Yea, webapps (even PWAs) still can't compete with native apps when it comes to responsiveness, but I still don't know why. I've yet to see even a demo PWA that passes the "native turing test" where I can't tell whether it's a native app or not.
Even native apps that were built with cross-platform frameworks feel a bit "off" sometimes.
Hard to believe when most apps are just a webview.
Can't relate. Except for Google Maps and Docs, I can't think of a native app that couldn't be a WebView. Hell, most of them are anyway!
The worst kind is French banking apps or IBKR app: many features are native, but then because of some weird tech debt or incompetent tech leadership, they'll sometimes show you web pages in a shitty, slow, completely different UI-wise built-in WebView for mundane tasks like downloading a PDF statement.

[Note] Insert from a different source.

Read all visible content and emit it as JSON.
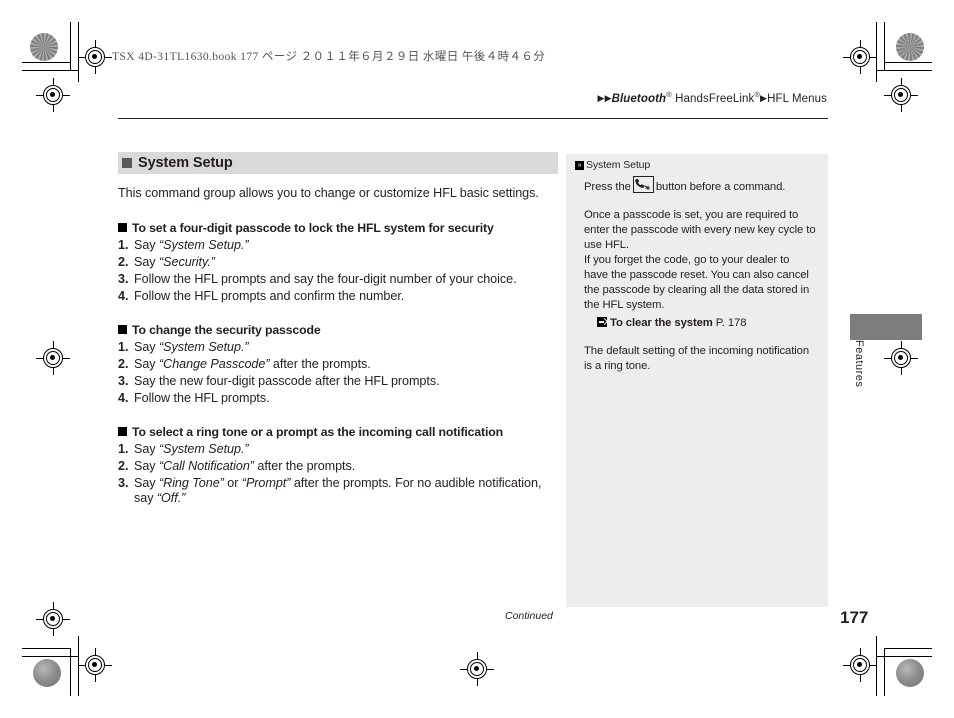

WASM apps get around this for the most part but there's so many more layers between the app and the hardware for web apps compared to native, plus it's javascript. And a lot of the cross-platform frameworks use a javascript bridge so that becomes the bottleneck. Kotlin/Compose multiplatform is fast on everything.
I feel like its because other than the user, the people involved have a benefit to running native instead of as a webapp. The phone OS companies get their percent of apps developed in their stores and the app developers get better access to your data to resell. Apple in particular has been really hostile to webapps.